Can I use Argon2 in Laravel?
Yes. Laravel uses bcrypt by default, but you can switch to Argon2 by setting 'driver' => 'argon2id' in config/hashing.php. This requires the PHP sodium extension (bundled with PHP 8.0+).
Is Argon2 backward compatible?
Yes. You can add Argon2 support to an existing system without breaking existing passwords. When verifying, use password_verify() which automatically detects the algorithm used to create the hash. You can then rehash old bcrypt hashes to Argon2 upon successful login using password_needs_rehash().

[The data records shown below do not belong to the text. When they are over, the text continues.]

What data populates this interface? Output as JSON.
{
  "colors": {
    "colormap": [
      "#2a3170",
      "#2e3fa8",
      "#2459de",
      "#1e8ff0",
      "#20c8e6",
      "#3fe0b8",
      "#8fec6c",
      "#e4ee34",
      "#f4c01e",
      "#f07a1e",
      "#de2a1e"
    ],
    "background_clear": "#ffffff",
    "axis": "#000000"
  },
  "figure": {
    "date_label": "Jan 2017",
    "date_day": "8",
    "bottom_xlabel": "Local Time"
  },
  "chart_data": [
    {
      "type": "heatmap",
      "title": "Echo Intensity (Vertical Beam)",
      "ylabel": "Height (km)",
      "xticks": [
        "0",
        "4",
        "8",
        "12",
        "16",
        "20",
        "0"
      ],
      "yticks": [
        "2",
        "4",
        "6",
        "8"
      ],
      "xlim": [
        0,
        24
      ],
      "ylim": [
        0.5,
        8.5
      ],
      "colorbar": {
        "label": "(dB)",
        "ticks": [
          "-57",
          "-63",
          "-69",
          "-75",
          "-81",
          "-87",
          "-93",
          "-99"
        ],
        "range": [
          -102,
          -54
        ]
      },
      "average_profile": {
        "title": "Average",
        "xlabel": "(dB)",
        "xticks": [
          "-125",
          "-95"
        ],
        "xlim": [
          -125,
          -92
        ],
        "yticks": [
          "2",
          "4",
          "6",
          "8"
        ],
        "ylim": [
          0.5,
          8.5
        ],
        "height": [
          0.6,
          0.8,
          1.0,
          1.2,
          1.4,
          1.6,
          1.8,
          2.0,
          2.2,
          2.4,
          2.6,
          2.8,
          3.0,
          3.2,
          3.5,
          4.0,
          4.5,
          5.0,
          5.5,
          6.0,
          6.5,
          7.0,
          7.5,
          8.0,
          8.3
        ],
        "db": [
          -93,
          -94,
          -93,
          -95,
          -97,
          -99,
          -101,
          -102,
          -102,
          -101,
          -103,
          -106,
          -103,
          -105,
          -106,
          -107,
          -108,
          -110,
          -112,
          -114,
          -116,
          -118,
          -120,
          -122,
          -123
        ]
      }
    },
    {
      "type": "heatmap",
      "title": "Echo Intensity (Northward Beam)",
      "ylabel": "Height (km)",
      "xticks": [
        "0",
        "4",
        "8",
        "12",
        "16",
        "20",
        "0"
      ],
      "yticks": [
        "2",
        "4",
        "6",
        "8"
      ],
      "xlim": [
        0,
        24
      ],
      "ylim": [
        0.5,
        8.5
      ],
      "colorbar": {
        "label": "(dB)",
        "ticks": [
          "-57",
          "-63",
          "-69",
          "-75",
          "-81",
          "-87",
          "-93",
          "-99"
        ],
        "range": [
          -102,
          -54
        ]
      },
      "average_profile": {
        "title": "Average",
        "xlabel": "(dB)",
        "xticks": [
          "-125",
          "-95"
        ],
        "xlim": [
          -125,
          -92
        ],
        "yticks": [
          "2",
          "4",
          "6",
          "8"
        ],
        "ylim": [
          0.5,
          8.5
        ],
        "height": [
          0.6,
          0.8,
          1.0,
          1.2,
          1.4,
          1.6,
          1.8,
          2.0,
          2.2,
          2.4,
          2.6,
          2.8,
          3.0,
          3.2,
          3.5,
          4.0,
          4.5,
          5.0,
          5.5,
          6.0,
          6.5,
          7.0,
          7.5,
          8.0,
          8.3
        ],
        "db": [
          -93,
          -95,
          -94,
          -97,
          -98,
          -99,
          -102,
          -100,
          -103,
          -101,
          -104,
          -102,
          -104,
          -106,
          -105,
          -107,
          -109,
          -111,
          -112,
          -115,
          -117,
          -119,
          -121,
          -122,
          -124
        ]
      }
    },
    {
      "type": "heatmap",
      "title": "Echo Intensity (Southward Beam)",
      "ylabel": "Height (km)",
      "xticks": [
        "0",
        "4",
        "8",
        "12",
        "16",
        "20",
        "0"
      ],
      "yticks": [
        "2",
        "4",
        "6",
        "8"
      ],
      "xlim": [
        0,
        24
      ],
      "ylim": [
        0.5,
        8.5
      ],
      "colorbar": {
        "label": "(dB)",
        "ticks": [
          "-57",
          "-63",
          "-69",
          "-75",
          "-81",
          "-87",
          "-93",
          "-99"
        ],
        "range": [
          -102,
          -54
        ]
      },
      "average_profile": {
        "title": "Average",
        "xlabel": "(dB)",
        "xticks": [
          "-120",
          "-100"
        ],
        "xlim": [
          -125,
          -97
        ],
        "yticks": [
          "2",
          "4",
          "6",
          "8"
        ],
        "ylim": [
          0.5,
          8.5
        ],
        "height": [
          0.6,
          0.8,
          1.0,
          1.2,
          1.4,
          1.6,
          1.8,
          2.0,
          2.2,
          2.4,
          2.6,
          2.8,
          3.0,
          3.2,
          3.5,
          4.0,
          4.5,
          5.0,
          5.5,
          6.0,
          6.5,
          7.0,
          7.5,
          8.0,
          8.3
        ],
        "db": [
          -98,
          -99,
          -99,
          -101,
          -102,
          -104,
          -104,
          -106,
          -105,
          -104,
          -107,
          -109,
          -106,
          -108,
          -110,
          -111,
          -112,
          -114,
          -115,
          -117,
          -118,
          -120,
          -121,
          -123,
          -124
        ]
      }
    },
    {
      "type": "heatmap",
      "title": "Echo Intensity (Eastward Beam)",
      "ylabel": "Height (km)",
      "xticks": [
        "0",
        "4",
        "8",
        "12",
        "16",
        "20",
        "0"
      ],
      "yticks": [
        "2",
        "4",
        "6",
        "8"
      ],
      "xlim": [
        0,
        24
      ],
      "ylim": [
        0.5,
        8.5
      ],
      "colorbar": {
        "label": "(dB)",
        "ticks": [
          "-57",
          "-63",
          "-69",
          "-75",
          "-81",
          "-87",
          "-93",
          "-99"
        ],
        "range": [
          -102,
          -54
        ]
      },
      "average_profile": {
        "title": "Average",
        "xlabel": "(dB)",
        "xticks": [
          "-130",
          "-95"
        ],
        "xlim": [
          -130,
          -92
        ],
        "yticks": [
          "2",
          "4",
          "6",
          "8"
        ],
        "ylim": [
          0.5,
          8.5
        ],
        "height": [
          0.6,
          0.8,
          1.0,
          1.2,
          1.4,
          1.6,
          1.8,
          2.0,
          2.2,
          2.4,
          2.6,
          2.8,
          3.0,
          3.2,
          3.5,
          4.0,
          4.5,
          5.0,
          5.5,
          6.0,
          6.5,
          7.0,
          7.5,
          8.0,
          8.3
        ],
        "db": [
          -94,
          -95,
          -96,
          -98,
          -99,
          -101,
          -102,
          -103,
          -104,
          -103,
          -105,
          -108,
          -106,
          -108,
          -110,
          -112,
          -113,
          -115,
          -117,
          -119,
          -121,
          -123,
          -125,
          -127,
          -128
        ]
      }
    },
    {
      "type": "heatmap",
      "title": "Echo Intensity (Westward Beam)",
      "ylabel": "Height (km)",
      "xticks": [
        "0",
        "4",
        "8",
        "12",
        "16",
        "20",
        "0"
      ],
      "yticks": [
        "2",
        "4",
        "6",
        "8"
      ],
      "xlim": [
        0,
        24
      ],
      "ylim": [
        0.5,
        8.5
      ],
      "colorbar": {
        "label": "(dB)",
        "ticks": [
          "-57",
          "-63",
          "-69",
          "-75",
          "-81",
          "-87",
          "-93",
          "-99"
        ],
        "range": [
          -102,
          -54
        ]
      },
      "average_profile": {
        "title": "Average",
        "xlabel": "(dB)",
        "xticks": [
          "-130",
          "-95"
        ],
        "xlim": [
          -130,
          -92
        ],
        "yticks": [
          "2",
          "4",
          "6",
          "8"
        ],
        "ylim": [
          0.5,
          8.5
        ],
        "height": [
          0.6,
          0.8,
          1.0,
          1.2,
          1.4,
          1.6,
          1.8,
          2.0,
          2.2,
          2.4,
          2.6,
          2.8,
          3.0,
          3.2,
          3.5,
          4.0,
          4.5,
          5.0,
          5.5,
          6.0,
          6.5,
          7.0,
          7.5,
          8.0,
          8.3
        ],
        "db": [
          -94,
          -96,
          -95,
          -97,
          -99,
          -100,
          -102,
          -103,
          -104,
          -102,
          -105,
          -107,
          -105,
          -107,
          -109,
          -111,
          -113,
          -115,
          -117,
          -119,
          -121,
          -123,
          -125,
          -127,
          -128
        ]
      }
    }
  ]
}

Why is Argon2 slow on this server?
Argon2 is designed to be intentionally slow and memory-hungry. The default parameters (64 MB memory, 4 iterations) require significant processing time, especially on shared hosting. This is a feature, not a bug — the same slowness that affects legitimate users also affects attackers trying to brute-force stolen hashes.